りょうはいつも甘いアルコールの入ってないカクテルを飲んでた。

酔えもしないのになんで来てるんだろう。


不思議な人、そういうイメージしかなかった。


私が暇になる時間の数時間の間だけ来る。

そのせいで付き合っていると噂になっているらしい。

見た目も仕事も自由に生きている私はと付き合っているなんて噂、デメリットでしかないだろう。

そう考えるとこの前の倒れたことも相まって来ないように言うしかなかった。

いつも見る風景にすっかり馴染んでしまった男がいなくなると少しだけ寂しいものだ。

私は恋の歌を歌いながら私の月は一体いつ現れるのかと考えていた。

小さくて少し光るくらいの星なら要らないしなりたくない。

誰かを特別に思い誰かの特別になりたかった。


毎日のチョコレートドリンクと音楽だけを楽しみに生きて人生を消費するのなら愛して愛されてバカな女みたいに溺れてみたかった。
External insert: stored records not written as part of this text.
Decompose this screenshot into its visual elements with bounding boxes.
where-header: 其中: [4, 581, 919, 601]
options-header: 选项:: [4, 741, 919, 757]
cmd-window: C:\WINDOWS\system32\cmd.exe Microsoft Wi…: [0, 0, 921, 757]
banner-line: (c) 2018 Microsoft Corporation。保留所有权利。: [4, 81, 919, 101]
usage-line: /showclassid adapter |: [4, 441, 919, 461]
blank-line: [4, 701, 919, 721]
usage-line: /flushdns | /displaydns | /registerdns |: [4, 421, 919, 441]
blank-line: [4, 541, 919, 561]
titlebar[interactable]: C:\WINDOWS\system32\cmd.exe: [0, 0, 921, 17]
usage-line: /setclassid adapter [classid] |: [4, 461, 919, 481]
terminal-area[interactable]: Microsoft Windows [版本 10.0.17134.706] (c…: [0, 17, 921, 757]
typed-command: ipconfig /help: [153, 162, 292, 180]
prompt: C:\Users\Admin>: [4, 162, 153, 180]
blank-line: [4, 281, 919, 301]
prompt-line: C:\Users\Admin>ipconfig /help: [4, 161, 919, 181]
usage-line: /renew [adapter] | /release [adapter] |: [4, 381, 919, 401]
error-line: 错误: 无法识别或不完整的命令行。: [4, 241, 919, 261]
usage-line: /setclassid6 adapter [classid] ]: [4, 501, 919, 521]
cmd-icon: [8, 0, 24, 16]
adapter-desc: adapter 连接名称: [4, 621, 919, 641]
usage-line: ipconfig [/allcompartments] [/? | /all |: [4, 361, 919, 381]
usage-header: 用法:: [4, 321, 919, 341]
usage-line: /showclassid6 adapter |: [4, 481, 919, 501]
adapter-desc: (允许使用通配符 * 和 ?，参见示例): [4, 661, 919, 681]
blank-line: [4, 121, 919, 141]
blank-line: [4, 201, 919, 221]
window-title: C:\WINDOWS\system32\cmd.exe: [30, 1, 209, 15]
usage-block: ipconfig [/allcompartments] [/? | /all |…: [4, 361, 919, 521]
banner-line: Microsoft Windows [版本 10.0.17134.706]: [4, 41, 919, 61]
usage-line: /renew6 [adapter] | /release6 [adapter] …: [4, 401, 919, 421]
いつも溺れる前に離れていく男たちの事を考えると今すぐ恋をしようなんて思えなかった。


りょうの事もそう。ストレートに言う言葉の裏を考えてしまう。

一度許せば終わりかもしれない。

ただ健気に毎日話しかけて毎日ラインをしてくるりょうを少しだけ可愛いと思っているのも事実。

なによりも働いている姿というのはいいものだ。
かっこよかった。


普段は月が変わっても巡りもしないカレンダーをめくり、遊ぶ約束の火曜に「りょう」とだけ書いた。